Human septal cartilage was diced into cartilage chips and encased with and without fibrin glue. Four conditions were initially tested for DNA content and glycosaminoglycan (GAG) production: (1) control medium in tissue culture, (2) control medium with fibrin glue, (3) collagenase-supplemented medium in tissue culture, and (4) collagenase-supplemented medium seeded in fibrin glue. Cartilage chips cultured in collagenase-treated medium were then seeded onto either cell culture plates, suspended in alginate, or mixed with fibrin. Cellular proliferation, GAG production, and histochemistry were evaluated.
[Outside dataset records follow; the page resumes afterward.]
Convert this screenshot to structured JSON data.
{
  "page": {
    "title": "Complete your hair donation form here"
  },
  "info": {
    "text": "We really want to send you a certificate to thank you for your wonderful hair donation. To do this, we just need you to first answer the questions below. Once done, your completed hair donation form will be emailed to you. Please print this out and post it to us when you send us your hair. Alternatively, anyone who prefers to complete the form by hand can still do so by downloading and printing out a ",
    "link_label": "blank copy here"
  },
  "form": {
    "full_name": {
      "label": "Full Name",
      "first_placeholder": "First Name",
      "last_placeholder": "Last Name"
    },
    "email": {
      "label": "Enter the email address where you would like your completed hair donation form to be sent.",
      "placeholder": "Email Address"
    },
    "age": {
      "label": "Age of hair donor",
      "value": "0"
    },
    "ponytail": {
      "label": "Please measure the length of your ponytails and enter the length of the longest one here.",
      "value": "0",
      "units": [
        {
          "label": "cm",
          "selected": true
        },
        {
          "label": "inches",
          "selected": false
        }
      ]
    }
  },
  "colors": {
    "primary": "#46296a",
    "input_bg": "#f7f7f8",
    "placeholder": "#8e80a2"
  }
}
Fibrin preparations increased cellular proliferation and DNA content. GAG levels were highest in collagenase-treated samples encased in fibrin. Cartilage chips treated with collagenase showed increased cellular proliferation in the fibrin preparations compared with preparations without fibrin. GAG increased with the addition of fibrin when compared with explant. Histochemistry revealed increased GAG accumulation in the regions between the cartilage chips with the addition of fibrin.
Adding fibrin glue to collagenase-treated cartilage chips results in increased proliferation and maintains ECM production and, therefore, may facilitate generation of cartilaginous tissue for use in reconstructive surgery.